Il tono è scherzoso, realistico. Tutti gli uomini, in qualche modo, cercano di impressionare Valerie, gareggiando tra loro per mostrare la loro astuzia. Finbar, che Vaughan-Lawlor interpreta con un’energia infinita e tremolante, rilancia l’idea di «un solo giorno di calendario» e si guadagna il disprezzo di Jack. La richiesta di Valerie di vino bianco provoca sconcerto e molte burle verso Brendan quando stappa una bottiglia antica che qualcuno gli ha regalato. Le parole si urtano tra loro come amici di vecchia data; sono persone che parlano sempre di nulla, la cui percezione di sé si costruisce attraverso interazioni calme, quotidiane.

Ognuna delle interpretazioni è dosata in modo impeccabile. McDonnell conferisce a Brendan un fascino taciturno che nasconde la solitudine, mentre McGinley rende le esplosioni improvvise di loquacità di Jim tanto rivelatrici quanto le sue amare osservazioni sulla madre malata e anziana.
Ma man mano che ogni storia si dipana, McPherson, in qualità di regista, permette che il silenzio e la quiete calino sul set disordinato di Rae Smith, sfumato da una luce tenue grazie all’impianto luci di Mark Henderson. Solo il vento, evocato dal progetto sonoro di Gregory Clarke, mette in rilievo le narrazioni. «Era questa la notte…» dice Jack. «Sto allestendo la scena per te?»
Poi Valerie racconta la sua storia di perdita, e sembra che gli uomini si congelino.

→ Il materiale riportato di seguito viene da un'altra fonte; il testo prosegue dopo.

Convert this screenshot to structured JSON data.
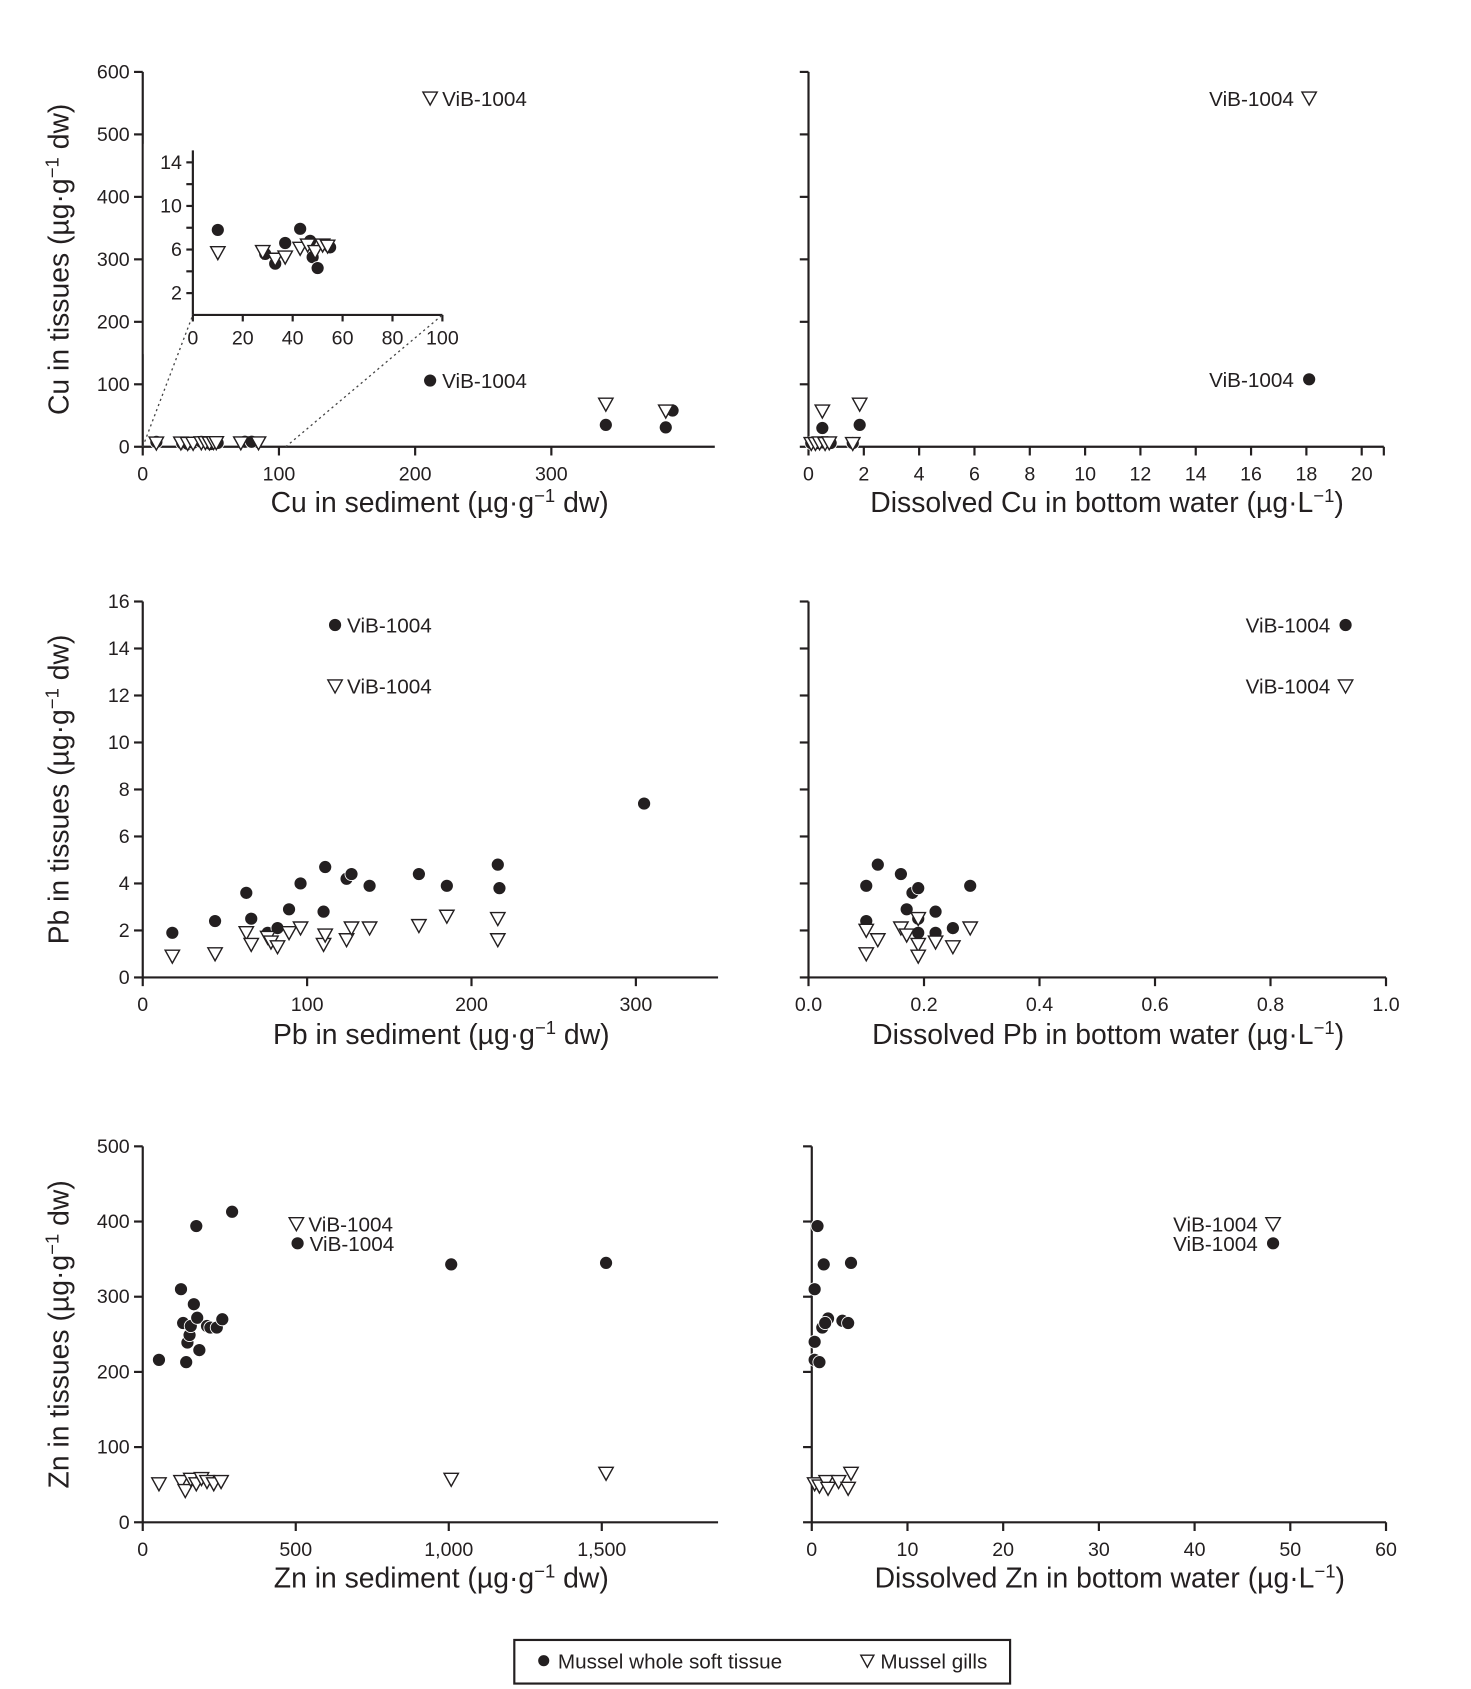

Ascoltano con attenzione, muovendosi a stento mentre lei gira insistentemente per la stanza, cercando di dare senso al proprio dolore. Si tratta di un racconto di fantasmi di un livello diverso di sentimento e, nella dolcezza sobria di Phillips, è pieno di dolore contenuto.
Questo cambiamento di tono muove la pièce verso un’oscurità più profonda, ma anche verso una nuova idea di comunità, in cui ciascuno degli uomini trova modi diversi per spiegarsi e condividere la propria tristezza. Con l’arrivo della notte e solo tre di loro riuniti intorno al camino, Gleeson racconta l’ultima storia della serata, di amore fallito, arroganza giovanile e opportunità mancate. «Beh. Non era proprio una storia di fantasmi. Comunque. Almeno.»

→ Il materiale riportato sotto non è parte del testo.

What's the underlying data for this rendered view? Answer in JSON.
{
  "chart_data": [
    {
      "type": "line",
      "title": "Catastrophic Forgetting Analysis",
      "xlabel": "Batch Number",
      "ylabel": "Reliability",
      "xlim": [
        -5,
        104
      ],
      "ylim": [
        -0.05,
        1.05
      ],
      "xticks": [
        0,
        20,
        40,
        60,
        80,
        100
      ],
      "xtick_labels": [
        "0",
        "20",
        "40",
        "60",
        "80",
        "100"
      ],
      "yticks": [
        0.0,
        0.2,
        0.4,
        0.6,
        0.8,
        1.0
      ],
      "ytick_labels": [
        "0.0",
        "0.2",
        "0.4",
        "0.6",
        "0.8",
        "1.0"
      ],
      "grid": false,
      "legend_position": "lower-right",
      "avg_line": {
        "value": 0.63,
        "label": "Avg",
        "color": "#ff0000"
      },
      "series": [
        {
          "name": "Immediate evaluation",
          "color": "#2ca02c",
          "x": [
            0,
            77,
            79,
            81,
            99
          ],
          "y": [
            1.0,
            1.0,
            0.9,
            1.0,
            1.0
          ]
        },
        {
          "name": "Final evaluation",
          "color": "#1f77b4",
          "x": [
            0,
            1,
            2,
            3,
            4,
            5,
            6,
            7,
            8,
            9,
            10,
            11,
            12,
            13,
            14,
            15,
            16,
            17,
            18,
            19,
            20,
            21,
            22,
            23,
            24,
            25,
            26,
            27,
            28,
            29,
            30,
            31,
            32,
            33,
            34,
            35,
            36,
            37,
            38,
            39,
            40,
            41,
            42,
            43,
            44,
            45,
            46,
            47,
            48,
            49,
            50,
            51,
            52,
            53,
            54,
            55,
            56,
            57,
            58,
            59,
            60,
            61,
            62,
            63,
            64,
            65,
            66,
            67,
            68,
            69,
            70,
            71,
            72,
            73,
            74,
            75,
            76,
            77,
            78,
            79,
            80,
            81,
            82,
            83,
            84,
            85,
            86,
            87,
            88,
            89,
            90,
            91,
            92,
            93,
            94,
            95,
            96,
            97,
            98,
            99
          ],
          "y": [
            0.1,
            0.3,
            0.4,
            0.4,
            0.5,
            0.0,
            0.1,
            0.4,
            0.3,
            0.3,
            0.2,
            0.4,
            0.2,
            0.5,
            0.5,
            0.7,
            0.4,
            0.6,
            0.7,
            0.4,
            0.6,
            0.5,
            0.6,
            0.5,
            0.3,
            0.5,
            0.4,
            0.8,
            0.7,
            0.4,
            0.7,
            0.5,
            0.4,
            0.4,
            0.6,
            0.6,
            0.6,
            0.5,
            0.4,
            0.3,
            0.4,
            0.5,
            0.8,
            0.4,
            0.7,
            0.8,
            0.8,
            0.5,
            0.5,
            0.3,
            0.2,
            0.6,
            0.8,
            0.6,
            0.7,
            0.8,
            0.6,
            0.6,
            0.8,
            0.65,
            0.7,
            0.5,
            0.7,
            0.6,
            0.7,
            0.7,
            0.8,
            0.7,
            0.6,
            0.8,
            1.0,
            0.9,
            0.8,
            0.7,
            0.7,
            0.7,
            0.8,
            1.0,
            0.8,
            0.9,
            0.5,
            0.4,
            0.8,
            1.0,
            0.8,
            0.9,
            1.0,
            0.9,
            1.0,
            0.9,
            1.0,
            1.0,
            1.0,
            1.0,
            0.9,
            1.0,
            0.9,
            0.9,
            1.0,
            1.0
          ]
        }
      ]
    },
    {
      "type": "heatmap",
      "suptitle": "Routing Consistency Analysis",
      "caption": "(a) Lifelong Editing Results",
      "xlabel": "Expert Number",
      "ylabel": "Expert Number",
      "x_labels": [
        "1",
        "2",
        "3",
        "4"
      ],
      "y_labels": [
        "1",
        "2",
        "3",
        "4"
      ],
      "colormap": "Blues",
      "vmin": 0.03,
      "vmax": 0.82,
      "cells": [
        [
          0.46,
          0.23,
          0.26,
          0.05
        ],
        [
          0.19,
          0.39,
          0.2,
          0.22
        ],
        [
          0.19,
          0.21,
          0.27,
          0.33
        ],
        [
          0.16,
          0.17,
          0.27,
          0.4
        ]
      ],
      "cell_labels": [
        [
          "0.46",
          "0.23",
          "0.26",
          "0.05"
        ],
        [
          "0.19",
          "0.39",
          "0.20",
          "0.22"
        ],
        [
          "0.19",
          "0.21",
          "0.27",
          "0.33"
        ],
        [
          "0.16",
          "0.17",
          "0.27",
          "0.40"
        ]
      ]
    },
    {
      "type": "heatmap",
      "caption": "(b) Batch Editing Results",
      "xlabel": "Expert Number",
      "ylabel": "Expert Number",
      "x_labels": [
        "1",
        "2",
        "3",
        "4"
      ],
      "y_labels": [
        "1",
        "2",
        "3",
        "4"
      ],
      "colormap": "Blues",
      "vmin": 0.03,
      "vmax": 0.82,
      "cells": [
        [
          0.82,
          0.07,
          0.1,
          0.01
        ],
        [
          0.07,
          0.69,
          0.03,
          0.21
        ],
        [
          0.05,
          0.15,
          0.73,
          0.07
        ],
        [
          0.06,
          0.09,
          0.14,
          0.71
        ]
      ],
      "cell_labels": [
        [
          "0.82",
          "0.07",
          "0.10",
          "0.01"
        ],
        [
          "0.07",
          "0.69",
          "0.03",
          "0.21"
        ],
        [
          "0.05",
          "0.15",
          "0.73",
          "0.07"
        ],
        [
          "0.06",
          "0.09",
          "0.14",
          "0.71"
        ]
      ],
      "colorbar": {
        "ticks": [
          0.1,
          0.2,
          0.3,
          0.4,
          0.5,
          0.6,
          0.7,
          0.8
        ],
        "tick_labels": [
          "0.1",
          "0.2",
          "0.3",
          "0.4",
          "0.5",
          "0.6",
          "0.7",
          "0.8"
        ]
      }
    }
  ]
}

Ma lo era, perché il suo ricordo finale è pieno della vita che lo perseguita, delle possibilità che si sono perse. Gleeson, al suo debutto nel West End all’età di 70 anni, si staglia imponente, un grande animale bruno che vaga per il bar, il viso scavato da pensieri diversi e gli occhi sempre vividi e vigili. Nei suoi ultimi momenti con Valerie, prima che la lunga notte finisca, scopre una sorta di grazia – un caldo scintillio di speranza e amicizia.
È una produzione incredibilmente buona di un testo che è già diventato un classico, capace di dire tanto facendo apparentemente nulla. L’opera prende il via con un piccolo scorcio di Tristan und Isolde, la grande evocazione wagneriana dell’amore travolgente e destinato; ma si chiude con una forma diversa di empatia, quella che tiene vive le persone. È magnifico.